Em primeiro lugar, nota-se que a Industria Cultural serve de vetor propulsor às práticas de consumo exacerbado. O termo referido, desenvolvido pela Escola de Frankfurt, tem na sua origem uma visão crítica ao consumismo. O sociólogo alemão, Theodor Adorno, reflete a ligação da Industria Cultural em moldar aspectos da personalidade do indivíduo, induzindo-o a supostas “necessidades”. Assim, a ilusão de relevância perante a aquisição de objetos supérfluos é cultivada no imaginário coletivo, induzindo à persistência da problemática.
Ademais, as mudanças velozes nas tendências de consumo alavancam o descarte desenfreado, contribuindo para a concentração inadequada de dejetos. Este assunto é abordado na animação da Pixar, Wall-E, em que uma robô é encaminhada à Terra em busca de indícios de vida, haja visto que, no universo do filme o excesso de lixo produzido pela humanidade inviabilizou a vida terrestre. Logo, a dinâmica apresentada explora como os maus hábitos de consumo e descarte podem atuar como vetores de um fim trágico para a sociedade.
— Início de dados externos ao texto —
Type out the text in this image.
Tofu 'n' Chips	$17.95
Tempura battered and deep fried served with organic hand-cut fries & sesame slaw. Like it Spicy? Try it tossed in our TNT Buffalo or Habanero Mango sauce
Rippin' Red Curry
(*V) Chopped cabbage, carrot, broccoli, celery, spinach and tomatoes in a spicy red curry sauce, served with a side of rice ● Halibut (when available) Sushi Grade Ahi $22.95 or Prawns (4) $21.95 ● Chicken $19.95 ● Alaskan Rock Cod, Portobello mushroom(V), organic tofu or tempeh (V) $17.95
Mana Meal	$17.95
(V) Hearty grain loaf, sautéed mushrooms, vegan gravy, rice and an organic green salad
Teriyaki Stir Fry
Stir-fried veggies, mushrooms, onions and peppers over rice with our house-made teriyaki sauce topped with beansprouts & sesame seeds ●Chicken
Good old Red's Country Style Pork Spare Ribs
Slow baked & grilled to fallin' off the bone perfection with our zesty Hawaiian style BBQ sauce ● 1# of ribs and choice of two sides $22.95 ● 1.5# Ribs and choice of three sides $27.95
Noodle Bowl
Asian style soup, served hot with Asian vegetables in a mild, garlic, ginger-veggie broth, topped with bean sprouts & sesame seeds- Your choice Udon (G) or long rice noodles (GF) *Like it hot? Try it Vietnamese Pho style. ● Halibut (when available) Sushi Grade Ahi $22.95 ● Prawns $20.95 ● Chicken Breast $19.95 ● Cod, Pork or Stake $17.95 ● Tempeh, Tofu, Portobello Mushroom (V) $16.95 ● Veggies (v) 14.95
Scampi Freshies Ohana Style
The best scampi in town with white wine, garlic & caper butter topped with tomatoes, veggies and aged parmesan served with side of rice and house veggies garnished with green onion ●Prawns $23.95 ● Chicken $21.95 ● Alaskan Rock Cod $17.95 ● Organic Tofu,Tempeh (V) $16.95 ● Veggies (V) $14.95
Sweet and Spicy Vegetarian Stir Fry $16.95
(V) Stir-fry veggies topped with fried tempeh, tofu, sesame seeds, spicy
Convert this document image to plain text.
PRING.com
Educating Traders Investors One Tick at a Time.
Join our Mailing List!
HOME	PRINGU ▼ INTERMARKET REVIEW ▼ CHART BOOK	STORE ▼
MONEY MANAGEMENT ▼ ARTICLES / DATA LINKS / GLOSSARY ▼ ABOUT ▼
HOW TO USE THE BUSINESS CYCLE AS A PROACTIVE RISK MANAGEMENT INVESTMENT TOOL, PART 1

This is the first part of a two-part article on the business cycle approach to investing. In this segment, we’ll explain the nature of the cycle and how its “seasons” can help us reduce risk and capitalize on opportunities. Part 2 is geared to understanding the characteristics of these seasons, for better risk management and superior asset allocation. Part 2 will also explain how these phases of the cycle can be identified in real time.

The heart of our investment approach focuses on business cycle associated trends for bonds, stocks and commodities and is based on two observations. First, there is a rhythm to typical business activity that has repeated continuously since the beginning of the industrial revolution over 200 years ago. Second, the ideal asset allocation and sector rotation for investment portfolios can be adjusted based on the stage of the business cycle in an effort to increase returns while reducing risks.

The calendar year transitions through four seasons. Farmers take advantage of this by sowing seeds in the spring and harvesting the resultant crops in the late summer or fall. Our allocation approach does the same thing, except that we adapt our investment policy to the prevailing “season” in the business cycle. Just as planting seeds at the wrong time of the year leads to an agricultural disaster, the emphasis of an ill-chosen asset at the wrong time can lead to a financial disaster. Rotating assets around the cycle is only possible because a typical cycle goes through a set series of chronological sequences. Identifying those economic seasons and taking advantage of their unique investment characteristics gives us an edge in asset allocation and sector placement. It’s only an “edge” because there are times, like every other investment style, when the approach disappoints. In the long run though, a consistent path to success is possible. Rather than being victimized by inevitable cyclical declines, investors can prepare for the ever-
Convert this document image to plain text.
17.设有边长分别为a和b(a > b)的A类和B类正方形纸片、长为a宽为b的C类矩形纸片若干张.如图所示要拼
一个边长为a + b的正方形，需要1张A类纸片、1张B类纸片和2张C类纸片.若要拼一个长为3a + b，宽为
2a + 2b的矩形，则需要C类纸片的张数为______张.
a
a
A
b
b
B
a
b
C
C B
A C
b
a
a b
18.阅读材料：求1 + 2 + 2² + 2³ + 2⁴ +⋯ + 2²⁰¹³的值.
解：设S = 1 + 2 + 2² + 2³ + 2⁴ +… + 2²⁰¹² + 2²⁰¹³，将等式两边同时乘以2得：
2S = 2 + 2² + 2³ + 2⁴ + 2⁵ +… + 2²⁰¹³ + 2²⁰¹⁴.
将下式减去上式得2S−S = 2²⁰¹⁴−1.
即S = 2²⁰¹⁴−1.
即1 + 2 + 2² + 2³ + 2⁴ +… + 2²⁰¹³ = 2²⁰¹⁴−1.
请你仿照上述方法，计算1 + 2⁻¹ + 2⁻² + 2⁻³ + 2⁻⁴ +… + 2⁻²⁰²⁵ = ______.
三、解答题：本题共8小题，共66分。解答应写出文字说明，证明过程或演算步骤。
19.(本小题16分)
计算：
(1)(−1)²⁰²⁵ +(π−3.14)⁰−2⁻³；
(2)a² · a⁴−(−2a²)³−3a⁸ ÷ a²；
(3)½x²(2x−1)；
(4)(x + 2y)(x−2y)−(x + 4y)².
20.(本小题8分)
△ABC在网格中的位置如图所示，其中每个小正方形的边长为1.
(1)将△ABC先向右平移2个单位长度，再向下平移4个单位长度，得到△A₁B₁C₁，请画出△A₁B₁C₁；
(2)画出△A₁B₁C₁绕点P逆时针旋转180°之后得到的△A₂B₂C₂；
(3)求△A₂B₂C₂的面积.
Portanto, é mister que o Estado tome providências em busca de atenuar o cenário atual. Para a desaceleração do avanço consumista, urge que o Ministério da Educação e Cultura (MEC) implemente à grade curricular do Ensino Médio aulas obrigatórias referente ao impacto do consumismo na vida dos estudantes, com o objetivo de assim, promover a médio prazo, uma consciência de consumo sólida no imaginário coletivo. As aulas serão ministradas por professores de sociologia, uma vez que estes possuem bagagem acadêmica necessária para abordar o assunto de forma eficiente. Isso deverá então incitar o pensamento crítico e somente assim a sociedade evitará sua culminação em um desfecho distópico como o representado em Wall-E.